Is POET Stock a Millionaire-Maker After Marvell Setback?
💡 Key Takeaway
POET Technologies' innovative photonics for AI faces high commercial risk after a major client cancellation and mounting losses, making it a speculative investment.
What Happened with POET Technologies?
POET Technologies, a small-cap company developing photonic systems for AI data centers, has experienced dramatic stock volatility. The stock lost over 50% of its value between late April and May 2024 following a significant business setback.
The core event was the cancellation of all purchase orders from client Celestial AI, a subsidiary of semiconductor giant Marvell Technology. These orders, some dating back to 2023, were related to Poet's optical interconnect systems and represented a key validation and revenue source.
Marvell cited a contravention of confidentiality requirements for the cancellation. However, industry observers note Marvell acquired Celestial AI in February 2024 and may have strategic reasons for pulling out, such as pursuing in-house photonics development or deeming POET's technology too speculative.
Despite this blow, POET reported staggering revenue growth for its full fiscal year 2025, soaring nearly 2,500% to $1.07 million from early shipments of its photonic systems. This growth, however, comes from an extremely small base.
Why This News Matters for Investors
This situation highlights the extreme risk-reward profile of investing in small, disruptive tech companies. POET's technology—using light waves to move data for AI infrastructure—promises better performance and lower energy costs. Success could disrupt a multi-billion-dollar industry dominated by players like Nvidia.

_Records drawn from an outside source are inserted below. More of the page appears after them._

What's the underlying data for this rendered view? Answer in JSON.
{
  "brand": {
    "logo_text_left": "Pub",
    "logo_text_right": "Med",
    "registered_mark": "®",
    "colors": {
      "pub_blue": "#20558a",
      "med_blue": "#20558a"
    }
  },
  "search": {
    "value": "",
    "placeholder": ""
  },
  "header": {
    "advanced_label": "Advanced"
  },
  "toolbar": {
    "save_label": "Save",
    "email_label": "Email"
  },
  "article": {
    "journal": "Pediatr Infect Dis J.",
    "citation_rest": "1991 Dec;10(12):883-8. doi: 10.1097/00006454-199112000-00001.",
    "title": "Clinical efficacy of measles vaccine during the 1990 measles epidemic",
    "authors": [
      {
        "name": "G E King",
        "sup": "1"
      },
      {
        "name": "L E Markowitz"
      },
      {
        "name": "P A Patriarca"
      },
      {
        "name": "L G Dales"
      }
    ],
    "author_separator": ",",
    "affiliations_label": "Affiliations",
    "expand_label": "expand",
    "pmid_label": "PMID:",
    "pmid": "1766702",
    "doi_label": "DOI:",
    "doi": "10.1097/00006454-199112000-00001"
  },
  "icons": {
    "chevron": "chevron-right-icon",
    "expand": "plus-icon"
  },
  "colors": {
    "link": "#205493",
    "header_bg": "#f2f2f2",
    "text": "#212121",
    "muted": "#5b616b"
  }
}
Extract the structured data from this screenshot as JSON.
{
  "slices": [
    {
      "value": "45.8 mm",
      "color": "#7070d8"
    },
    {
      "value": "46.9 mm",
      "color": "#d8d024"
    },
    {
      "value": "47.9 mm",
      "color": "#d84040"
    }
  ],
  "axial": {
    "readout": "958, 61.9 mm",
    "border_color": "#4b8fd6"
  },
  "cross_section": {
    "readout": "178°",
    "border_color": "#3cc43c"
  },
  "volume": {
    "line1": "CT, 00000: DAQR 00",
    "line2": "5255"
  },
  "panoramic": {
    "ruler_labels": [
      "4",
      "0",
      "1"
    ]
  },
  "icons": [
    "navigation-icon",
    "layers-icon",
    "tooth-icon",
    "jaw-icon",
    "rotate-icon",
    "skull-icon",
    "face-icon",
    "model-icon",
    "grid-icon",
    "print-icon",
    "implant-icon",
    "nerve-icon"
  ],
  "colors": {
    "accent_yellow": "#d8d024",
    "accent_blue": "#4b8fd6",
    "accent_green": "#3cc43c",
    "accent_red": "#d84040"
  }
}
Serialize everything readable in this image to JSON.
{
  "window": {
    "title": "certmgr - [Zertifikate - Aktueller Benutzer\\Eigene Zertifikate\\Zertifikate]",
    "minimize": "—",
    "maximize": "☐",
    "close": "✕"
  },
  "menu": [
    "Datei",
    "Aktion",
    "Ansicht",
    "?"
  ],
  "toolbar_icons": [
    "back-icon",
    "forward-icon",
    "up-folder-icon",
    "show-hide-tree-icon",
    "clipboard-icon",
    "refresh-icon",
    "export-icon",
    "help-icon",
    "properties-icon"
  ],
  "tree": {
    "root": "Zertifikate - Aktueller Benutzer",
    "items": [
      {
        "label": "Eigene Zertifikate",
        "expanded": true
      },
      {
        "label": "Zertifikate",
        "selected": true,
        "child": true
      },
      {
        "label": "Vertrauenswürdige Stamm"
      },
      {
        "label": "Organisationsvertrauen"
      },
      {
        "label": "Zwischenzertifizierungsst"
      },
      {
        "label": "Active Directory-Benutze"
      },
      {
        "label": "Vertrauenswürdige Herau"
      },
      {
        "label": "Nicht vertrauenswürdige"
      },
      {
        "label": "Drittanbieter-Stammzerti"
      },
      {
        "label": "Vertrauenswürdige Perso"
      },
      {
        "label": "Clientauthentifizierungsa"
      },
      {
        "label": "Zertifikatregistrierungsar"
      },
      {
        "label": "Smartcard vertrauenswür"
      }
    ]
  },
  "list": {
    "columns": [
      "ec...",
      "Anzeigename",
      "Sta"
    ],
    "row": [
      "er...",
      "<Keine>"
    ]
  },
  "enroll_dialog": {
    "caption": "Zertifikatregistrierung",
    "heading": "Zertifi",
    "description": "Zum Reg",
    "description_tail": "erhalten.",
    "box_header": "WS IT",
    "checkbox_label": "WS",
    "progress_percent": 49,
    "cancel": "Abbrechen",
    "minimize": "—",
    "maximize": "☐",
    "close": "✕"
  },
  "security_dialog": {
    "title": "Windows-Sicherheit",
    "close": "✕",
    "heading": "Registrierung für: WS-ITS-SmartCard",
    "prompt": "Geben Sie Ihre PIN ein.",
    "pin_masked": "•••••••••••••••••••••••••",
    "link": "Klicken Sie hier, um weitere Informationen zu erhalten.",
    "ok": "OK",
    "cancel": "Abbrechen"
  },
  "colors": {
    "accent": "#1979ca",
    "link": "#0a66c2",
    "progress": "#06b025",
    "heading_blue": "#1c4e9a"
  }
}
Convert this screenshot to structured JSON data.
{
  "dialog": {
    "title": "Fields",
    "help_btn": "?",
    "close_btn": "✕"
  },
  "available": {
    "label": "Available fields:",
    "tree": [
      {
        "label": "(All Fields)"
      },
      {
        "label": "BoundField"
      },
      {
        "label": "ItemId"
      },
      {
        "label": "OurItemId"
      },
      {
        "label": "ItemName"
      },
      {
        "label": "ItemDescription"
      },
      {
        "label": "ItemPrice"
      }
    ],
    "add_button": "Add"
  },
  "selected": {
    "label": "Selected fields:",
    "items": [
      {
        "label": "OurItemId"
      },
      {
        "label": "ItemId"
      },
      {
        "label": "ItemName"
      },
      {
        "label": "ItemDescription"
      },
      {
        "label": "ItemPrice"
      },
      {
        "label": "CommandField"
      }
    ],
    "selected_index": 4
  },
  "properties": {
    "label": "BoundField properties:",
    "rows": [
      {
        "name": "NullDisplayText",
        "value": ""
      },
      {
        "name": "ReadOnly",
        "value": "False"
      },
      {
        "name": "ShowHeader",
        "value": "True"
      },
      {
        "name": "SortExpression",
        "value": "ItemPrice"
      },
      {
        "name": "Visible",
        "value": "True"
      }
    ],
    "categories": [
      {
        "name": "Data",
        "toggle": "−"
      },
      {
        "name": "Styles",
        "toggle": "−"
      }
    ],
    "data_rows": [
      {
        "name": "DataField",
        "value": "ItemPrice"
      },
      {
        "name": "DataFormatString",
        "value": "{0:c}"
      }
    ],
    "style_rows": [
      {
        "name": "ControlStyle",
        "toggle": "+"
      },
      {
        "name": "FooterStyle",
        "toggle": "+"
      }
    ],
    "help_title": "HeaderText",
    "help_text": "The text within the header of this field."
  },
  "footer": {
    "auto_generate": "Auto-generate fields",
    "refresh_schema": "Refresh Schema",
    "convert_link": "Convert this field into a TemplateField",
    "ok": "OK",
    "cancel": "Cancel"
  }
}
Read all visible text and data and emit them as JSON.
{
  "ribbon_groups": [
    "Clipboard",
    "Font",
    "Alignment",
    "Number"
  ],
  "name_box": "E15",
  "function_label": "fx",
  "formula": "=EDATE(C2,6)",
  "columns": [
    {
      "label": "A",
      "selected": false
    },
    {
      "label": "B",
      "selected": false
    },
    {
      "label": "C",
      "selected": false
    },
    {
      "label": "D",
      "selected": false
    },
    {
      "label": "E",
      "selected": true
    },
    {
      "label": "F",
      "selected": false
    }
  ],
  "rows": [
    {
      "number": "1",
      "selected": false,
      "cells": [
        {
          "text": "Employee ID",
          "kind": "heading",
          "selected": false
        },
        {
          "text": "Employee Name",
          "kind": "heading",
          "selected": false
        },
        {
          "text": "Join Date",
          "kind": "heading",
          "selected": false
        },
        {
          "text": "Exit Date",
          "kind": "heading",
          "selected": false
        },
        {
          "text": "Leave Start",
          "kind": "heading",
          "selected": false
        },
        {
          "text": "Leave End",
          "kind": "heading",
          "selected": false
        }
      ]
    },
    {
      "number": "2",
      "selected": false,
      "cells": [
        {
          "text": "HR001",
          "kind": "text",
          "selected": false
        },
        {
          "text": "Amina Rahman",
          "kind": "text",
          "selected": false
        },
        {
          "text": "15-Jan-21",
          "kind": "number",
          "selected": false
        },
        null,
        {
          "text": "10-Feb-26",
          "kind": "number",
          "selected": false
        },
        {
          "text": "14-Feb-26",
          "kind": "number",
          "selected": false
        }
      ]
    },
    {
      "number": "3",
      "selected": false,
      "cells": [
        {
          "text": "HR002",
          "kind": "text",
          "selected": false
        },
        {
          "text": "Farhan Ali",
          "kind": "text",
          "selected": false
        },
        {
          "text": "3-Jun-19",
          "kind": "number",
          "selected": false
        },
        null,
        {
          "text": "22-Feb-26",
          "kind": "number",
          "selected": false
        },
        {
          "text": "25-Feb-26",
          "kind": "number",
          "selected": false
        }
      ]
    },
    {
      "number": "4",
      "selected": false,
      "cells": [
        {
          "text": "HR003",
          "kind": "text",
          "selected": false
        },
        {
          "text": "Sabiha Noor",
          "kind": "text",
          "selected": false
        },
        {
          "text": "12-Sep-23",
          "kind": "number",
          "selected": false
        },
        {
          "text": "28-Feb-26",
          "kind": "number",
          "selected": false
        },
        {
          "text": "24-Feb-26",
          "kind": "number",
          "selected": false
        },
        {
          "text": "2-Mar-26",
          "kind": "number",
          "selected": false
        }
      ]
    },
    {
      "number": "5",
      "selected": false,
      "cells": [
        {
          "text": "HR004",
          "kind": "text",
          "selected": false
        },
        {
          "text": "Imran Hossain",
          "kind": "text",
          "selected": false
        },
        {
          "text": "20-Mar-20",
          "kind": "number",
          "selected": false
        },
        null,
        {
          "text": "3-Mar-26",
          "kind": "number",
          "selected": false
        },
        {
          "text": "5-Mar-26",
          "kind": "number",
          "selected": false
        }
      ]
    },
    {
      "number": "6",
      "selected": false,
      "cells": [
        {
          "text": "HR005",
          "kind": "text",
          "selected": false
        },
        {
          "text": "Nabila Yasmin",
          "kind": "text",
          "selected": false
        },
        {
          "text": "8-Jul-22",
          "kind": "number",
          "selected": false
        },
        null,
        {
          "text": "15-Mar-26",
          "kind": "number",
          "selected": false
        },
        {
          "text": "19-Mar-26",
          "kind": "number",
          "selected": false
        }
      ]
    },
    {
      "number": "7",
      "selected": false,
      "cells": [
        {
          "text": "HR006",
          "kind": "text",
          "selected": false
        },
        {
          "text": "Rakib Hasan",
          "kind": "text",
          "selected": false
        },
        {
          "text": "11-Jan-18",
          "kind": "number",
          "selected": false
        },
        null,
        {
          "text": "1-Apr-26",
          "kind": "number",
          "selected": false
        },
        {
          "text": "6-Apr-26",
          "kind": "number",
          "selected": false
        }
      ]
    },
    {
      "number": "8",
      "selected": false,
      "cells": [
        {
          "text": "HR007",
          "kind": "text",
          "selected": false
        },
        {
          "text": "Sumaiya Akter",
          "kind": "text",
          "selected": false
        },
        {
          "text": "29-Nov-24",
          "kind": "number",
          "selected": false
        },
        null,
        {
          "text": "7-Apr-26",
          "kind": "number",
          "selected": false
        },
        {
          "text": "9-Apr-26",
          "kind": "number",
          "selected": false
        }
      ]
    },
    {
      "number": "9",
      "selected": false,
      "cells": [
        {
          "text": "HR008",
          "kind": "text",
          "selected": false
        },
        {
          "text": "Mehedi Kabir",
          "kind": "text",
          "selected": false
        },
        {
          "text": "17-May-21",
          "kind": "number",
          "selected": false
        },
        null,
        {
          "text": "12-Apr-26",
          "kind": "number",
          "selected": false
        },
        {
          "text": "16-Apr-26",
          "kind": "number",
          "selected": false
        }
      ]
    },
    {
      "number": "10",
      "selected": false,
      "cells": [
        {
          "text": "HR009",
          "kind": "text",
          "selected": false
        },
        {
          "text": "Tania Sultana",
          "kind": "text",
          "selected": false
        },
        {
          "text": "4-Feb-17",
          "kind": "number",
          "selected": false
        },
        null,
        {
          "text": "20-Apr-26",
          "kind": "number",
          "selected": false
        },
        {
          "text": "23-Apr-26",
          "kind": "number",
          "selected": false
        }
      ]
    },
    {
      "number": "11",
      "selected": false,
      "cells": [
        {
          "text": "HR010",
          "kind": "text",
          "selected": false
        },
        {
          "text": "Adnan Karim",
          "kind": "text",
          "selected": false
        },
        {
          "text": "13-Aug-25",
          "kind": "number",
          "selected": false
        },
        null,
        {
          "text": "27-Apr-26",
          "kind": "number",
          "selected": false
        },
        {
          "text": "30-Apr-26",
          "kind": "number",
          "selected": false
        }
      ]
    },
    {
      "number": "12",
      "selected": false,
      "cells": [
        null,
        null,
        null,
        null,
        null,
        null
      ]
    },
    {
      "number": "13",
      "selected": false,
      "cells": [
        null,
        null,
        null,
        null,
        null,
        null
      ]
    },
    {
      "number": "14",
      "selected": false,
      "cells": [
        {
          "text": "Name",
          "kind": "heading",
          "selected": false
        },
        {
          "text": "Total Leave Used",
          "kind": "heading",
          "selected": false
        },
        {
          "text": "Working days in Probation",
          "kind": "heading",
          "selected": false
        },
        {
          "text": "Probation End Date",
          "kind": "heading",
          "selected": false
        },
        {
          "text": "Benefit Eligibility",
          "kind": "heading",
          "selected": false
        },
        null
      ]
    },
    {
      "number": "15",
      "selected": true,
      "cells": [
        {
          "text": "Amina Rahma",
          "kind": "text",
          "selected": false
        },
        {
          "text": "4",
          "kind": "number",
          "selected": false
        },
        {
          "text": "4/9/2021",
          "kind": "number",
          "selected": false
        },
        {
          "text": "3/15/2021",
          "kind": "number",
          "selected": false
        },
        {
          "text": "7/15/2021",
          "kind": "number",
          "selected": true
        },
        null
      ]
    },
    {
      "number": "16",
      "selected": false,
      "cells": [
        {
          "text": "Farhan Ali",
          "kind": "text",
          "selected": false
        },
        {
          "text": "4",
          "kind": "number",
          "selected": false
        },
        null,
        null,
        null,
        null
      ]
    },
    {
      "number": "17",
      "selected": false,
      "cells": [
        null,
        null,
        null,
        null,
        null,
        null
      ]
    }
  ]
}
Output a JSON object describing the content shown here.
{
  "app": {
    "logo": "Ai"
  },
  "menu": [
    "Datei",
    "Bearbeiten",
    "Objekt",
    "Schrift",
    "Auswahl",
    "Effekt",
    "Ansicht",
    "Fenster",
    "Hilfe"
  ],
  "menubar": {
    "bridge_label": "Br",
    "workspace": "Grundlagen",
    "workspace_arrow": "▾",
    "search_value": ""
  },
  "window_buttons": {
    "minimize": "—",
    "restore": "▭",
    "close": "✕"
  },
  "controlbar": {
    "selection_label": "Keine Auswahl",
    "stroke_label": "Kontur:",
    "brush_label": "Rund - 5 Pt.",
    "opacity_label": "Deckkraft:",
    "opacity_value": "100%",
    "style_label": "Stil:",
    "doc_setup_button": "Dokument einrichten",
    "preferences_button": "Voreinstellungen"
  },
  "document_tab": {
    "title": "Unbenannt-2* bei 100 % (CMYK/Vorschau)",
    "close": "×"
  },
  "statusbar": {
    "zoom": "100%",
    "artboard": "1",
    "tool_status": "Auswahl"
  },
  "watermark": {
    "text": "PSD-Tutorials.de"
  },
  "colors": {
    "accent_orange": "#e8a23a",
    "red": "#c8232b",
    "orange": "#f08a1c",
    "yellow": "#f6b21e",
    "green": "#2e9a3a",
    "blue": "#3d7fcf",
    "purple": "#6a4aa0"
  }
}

However, the loss of the Marvell contract is a major red flag. For a company of POET's size, a single $5 million deal spread over years is significant. Its cancellation removes a crucial source of near-term revenue and, more importantly, undermines the commercial validation needed to attract other large partners.
The financials reveal deeper issues. While revenue jumped, POET's operating loss widened to $42.1 million in 2025 from $30.1 million the prior year. The company has no clear path to profitability, and its future now depends entirely on securing new, major design wins in a highly competitive and technically complex field.
For the stock, this translates to high volatility and binary outcomes. The company's small $1.1 billion market cap means any positive news could spark a major rally, but the current lack of commercial traction and deepening losses present substantial downside risk.
Source: The Motley Fool
Analysis generated by Bobby AI quantitative model, reviewed and edited by our research team. This is not financial advice. Always do your own research before making investment decisions.
Bobby Insight

Investors should avoid POET stock until it demonstrates sustainable commercial adoption and a credible path to profitability.
While the photonics technology is innovative, the loss of a key partner like Marvell is a severe setback that questions its market readiness. With mounting losses and no clear near-term customers, the risks currently far outweigh the potential millionaire-maker rewards.